Threat Risk Assessment (TRA)
Intertek EWA-Canada has long believed that security information needs to be presented in a “business context”, one that is comprehensible by senior management and by operations staff. It is often times a recurring problem that information security people do not understand the business being assessed. It is this problem that the Intertek EWA-Canada approach to requirements analysis, concept definition, protection strategy and security planning attempts to address and it is precisely this problem that our proposed resource team intends to eliminate.

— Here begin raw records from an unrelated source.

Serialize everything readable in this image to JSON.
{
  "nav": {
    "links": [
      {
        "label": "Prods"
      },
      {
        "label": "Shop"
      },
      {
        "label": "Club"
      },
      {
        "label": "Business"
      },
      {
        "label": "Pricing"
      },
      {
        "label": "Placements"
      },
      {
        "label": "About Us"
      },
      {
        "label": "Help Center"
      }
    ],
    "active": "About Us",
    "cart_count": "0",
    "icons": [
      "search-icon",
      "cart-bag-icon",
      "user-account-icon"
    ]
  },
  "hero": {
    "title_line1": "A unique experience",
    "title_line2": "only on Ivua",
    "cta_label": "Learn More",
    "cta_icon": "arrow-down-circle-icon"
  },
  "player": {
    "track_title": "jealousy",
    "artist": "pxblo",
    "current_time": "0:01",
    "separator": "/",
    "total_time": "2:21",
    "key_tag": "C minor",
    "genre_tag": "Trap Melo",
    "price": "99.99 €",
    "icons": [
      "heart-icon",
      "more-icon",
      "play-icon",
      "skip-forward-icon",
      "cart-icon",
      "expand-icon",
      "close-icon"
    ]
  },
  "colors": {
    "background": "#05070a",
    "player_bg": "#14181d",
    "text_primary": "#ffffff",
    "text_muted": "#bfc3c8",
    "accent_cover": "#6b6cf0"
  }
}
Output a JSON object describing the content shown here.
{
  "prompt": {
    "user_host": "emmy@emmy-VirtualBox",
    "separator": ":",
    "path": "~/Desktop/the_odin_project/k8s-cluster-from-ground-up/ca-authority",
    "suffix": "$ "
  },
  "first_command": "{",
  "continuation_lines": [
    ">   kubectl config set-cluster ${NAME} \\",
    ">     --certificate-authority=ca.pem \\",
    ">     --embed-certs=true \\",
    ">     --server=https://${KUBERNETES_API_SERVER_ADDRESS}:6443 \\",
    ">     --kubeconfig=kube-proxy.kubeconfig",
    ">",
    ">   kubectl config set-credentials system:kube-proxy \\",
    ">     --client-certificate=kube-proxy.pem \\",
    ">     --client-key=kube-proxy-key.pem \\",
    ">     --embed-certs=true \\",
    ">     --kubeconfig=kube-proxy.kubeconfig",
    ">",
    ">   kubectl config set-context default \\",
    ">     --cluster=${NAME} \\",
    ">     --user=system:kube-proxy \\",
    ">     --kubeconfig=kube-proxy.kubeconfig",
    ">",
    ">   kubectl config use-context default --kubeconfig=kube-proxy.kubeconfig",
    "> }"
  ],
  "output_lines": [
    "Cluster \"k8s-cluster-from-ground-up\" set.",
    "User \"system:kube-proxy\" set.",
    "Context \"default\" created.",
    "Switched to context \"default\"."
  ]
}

It is our assessment that the key criteria that ensures the success of this Service is an understanding of client operations and architecture, the implementation of a comprehensive and traceable process for information asset risk analysis, a detailed understanding of potential threats and architecture vulnerabilities, and a comprehensive understanding of incident reporting and assessment infrastructure and guidelines.
Our approach includes the identification of information assets (both paper and electronic) and the assessment of their sensitivity in accordance with "injury tests" conducted with respect to four criteria: confidentiality; integrity; availability; and replacement cost.
As a proprietary, value-added consideration, Intertek EWA-Canada maintains an extensive library of exploitation and VA tools. Intertek EWA-Canada uses several well-known and capable commercial vulnerability assessment products and a large number of less well-known exploitation tools. Our library includes hundreds of these tools, many of which are in use in the sophisticated part of the hacking community. Intertek EWA-Canada has significant experience in testing security products with these tools.